A spring market box from Thames River Melons filledd with green onions, a cabbage, and potted basil A spring market box from Thames River Melons.

What’s the best way to use up a farm box—and avoid waste?

Helping people make the most of their CSA box is something that growers take pride in. Alex Chesney, a registered dietician and farmer at Thames River Melons in Innerkip, Ont., encourages customers to establish a routine to minimize waste. She recommends unpacking your box right away and doing some prep to ensure everything lasts as long as possible. “Place your asparagus upright in water in a jar or round dish, transfer berries out of quarts and into shallow dishes lined with paper towel, and quickly chop up things like peppers or carrots for easy additions to meals later in the week,” she suggests.


Chesney also recommends a flexible approach to meal planning, one that can easily incorporate a variety of veggies. “It helps to have some ‘no-recipe recipes’ on hand—salads, soups and stir-fries, or egg dishes like frittatas—that you can easily sub a variety of veggies into, for example.” She adds that you don’t have to use all produce at once. “Can you freeze it?

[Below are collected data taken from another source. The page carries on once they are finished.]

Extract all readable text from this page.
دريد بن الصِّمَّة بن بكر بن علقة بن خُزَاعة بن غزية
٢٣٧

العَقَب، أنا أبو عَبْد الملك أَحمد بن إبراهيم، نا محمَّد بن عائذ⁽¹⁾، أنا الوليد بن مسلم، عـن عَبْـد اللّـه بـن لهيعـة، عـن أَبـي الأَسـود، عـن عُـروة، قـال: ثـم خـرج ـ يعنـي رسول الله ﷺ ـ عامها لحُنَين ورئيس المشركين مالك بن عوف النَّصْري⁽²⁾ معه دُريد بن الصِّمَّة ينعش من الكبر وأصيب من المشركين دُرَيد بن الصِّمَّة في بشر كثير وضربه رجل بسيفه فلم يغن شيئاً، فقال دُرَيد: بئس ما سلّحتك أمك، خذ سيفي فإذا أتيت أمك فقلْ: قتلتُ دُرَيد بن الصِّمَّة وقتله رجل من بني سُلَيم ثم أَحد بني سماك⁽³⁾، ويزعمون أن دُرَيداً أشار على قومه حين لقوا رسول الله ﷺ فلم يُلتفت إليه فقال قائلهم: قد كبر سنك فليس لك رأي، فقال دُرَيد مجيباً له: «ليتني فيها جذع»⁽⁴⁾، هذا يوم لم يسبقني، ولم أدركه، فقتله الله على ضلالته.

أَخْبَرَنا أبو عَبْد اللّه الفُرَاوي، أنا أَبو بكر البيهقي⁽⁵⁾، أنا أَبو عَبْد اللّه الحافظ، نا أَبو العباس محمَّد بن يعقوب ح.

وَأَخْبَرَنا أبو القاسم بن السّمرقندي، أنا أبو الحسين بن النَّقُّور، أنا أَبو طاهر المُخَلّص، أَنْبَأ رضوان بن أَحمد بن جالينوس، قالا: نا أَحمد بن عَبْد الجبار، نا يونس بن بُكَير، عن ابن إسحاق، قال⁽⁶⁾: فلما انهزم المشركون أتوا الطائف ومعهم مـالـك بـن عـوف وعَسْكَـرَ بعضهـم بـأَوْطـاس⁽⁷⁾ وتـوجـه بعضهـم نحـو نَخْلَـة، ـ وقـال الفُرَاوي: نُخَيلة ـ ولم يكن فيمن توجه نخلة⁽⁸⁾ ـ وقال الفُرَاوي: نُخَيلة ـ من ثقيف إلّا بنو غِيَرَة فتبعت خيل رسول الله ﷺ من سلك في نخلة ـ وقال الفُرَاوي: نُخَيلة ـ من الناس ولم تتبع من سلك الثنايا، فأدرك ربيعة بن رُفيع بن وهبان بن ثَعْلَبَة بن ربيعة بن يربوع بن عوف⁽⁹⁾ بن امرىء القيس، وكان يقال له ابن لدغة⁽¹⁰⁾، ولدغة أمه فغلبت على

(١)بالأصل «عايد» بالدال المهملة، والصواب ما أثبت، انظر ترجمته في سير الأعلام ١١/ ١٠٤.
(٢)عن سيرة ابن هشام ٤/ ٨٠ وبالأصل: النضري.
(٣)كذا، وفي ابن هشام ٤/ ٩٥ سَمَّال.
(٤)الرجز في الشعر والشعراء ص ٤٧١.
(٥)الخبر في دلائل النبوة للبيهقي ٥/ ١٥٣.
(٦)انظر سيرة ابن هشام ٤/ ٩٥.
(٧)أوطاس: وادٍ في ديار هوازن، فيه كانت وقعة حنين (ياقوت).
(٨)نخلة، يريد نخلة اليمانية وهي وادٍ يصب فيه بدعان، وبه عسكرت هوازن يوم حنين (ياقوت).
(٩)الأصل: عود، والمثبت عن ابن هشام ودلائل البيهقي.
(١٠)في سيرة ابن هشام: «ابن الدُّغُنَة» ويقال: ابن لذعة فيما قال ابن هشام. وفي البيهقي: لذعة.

If freezing it in its natural state doesn’t work so well, can you make it into a dish and then freeze it? Is there another way you can save it up for later? Dehydrate or pickle, perhaps? Your winter self will thank you!”

A cardboard box filled with leeks and tomatoes A summer box from Thames River Melons.

What kind of subscription should I get—and how much does it cost?

Choosing the right subscription can help you stay motivated and avoid being swamped by too much produce. At Pure Conscience Farm, their CSA uses a prepaid card option that members apply at their boutique, choosing from fruits, veggies, eggs, yak meat, chicken, honey and more. Meanwhile, at Le Domaine de la Belle & le Gentleman, flex baskets offer people a choice of five or 10 baskets out of the 14-week season. “It's a great way to try (the program) and a great way to commit for someone that is away frequently,” say Case. Other farms offer half-sized baskets, small, medium and large-sized baskets, biweekly pick-ups, vacation flexibility and even the option to pre-select some of your box contents. Price points vary from about $25 a week for a light share (suitable for small families or two people) to $40 (best for a family of four or more) but may be less for smaller farms or more for those which offer specialty products.

Which CSA should I pick?

If you’re debating what CSA is right for you, a look on social media might help. Most growers post photos of their weekly boxes online. While the precise contents can change year to year, it’s a helpful representation of what you can expect on any given week. Perhaps you’ll be attracted to a style of farm that includes pickles and jam in their CSA program, or maybe you’d rather stick with all fresh ingredients. Some companies offer a short, summer-only subscription, while others deliver from May to October. Regardless of your choice, you can expect delicious, in-season fruits and vegetables. "We take pride in what we put in those baskets,” say Case.

Ultimately, while there are many benefits, the CSA model isn’t right for everyone—and farmers are okay with that. Rochon says that she and her team always aim to exceed the monetary level of their subscription plans so that customers enjoy exceptional value for their commitment. However, she knows that price isn’t the only consideration for consumers and notes that some people prefer choosing their produce directly at the market, filling up on tried-and-true favourites and having fewer surprises. Everyone has their preferences and different models represent different value propositions. "Community is really important for us because we're a multi-generational family farm,” she says. “We need that connection in order for us to sustain what we're doing.” Above all, whether you buy a farm box or from a market, you’re supporting a local farmer and buying farm-fresh produce—always a win-win.